📚 Topic Summary
Simplifying rational expressions is like reducing fractions in arithmetic, but with polynomials. A rational expression is a fraction where the numerator and denominator are polynomials. To simplify, you factor both the numerator and the denominator and then cancel out any common factors. The key is to factor completely! Remember to state any restrictions on the variable (values that would make the denominator zero).

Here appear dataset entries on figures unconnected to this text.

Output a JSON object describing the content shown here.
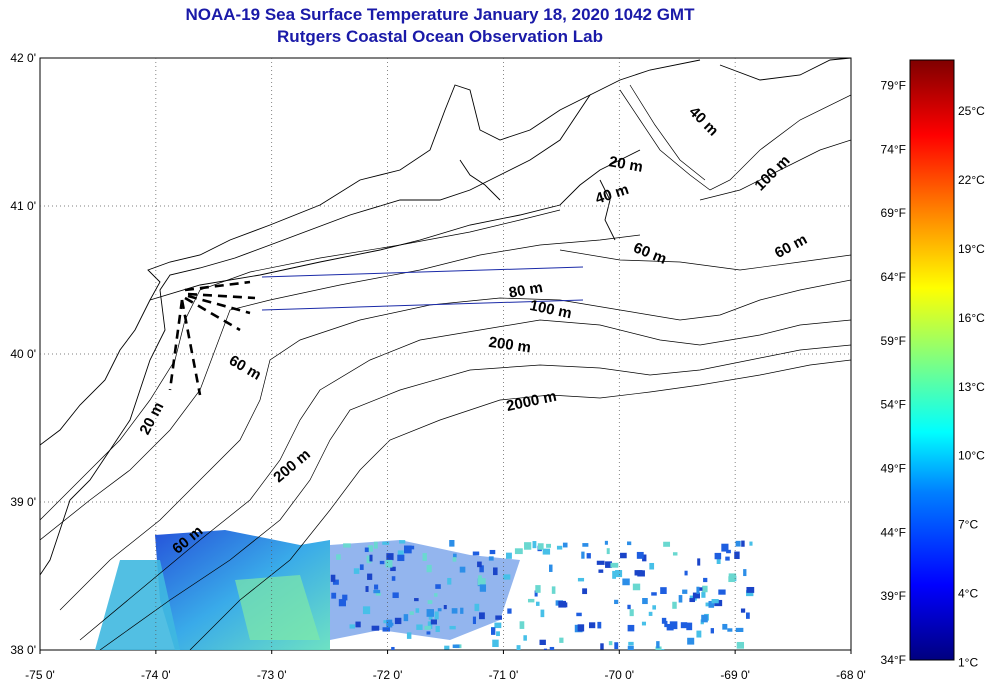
{
  "title_line1": "NOAA-19 Sea Surface Temperature January 18, 2020 1042 GMT",
  "title_line2": "Rutgers Coastal Ocean Observation Lab",
  "map": {
    "lon_range": [
      -75,
      -68
    ],
    "lat_range": [
      38,
      42
    ],
    "lon_ticks": [
      -75,
      -74,
      -73,
      -72,
      -71,
      -70,
      -69,
      -68
    ],
    "lon_labels": [
      "-75 0'",
      "-74 0'",
      "-73 0'",
      "-72 0'",
      "-71 0'",
      "-70 0'",
      "-69 0'",
      "-68 0'"
    ],
    "lat_ticks": [
      38,
      39,
      40,
      41,
      42
    ],
    "lat_labels": [
      "38 0'",
      "39 0'",
      "40 0'",
      "41 0'",
      "42 0'"
    ],
    "gridlines": "dotted",
    "isobath_labels": [
      {
        "text": "20 m",
        "lon": -69.95,
        "lat": 41.25,
        "angle": 10
      },
      {
        "text": "40 m",
        "lon": -70.05,
        "lat": 41.05,
        "angle": -18
      },
      {
        "text": "40 m",
        "lon": -69.3,
        "lat": 41.55,
        "angle": 45
      },
      {
        "text": "100 m",
        "lon": -68.65,
        "lat": 41.2,
        "angle": -45
      },
      {
        "text": "60 m",
        "lon": -69.75,
        "lat": 40.65,
        "angle": 22
      },
      {
        "text": "60 m",
        "lon": -68.5,
        "lat": 40.7,
        "angle": -28
      },
      {
        "text": "80 m",
        "lon": -70.8,
        "lat": 40.4,
        "angle": -10
      },
      {
        "text": "100 m",
        "lon": -70.6,
        "lat": 40.27,
        "angle": 12
      },
      {
        "text": "200 m",
        "lon": -70.95,
        "lat": 40.03,
        "angle": 8
      },
      {
        "text": "2000 m",
        "lon": -70.75,
        "lat": 39.65,
        "angle": -12
      },
      {
        "text": "60 m",
        "lon": -73.25,
        "lat": 39.88,
        "angle": 30
      },
      {
        "text": "20 m",
        "lon": -74.0,
        "lat": 39.55,
        "angle": -62
      },
      {
        "text": "200 m",
        "lon": -72.8,
        "lat": 39.22,
        "angle": -40
      },
      {
        "text": "60 m",
        "lon": -73.7,
        "lat": 38.72,
        "angle": -40
      }
    ]
  },
  "colorbar": {
    "fahrenheit_labels": [
      "79°F",
      "74°F",
      "69°F",
      "64°F",
      "59°F",
      "54°F",
      "49°F",
      "44°F",
      "39°F",
      "34°F"
    ],
    "celsius_labels": [
      "25°C",
      "22°C",
      "19°C",
      "16°C",
      "13°C",
      "10°C",
      "7°C",
      "4°C",
      "1°C"
    ],
    "fahrenheit_values": [
      79,
      74,
      69,
      64,
      59,
      54,
      49,
      44,
      39,
      34
    ],
    "celsius_values": [
      25,
      22,
      19,
      16,
      13,
      10,
      7,
      4,
      1
    ],
    "range_f": [
      34,
      81
    ],
    "colors": [
      "#00007f",
      "#0000ff",
      "#0080ff",
      "#00ffff",
      "#80ff80",
      "#ffff00",
      "#ff8000",
      "#ff0000",
      "#7f0000"
    ]
  }
}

For example, to simplify $\frac{x^2 - 4}{x^2 + 4x + 4}$, you'd factor the numerator as $(x - 2)(x + 2)$ and the denominator as $(x + 2)(x + 2)$. Then, you can cancel the common factor of $(x + 2)$, leaving you with $\frac{x - 2}{x + 2}$, where $x \neq -2$.
🧮 Part A: Vocabulary
Match each term with its definition:
| Term |
Definition |
| 1. Rational Expression |
A. A value that makes the denominator of a rational expression equal to zero. |
| 2. Factor |
B. An expression in the form $\frac{P}{Q}$, where P and Q are polynomials and $Q \neq 0$. |
| 3. Simplify |
C. To rewrite an expression in its lowest terms. |
| 4. Common Factor |
D. A number or expression that divides evenly into two or more numbers or expressions. |
| 5. Restriction |
E. A factor that appears in both the numerator and the denominator of a rational expression. |
✍️ Part B: Fill in the Blanks
To simplify rational expressions, first, you must _________ both the numerator and the _________. Then, identify and _________ any _________ factors. Remember to state any _________ on the variable.
🤔 Part C: Critical Thinking
Explain in your own words why it is important to identify restrictions when simplifying rational expressions. Give an example to illustrate your point.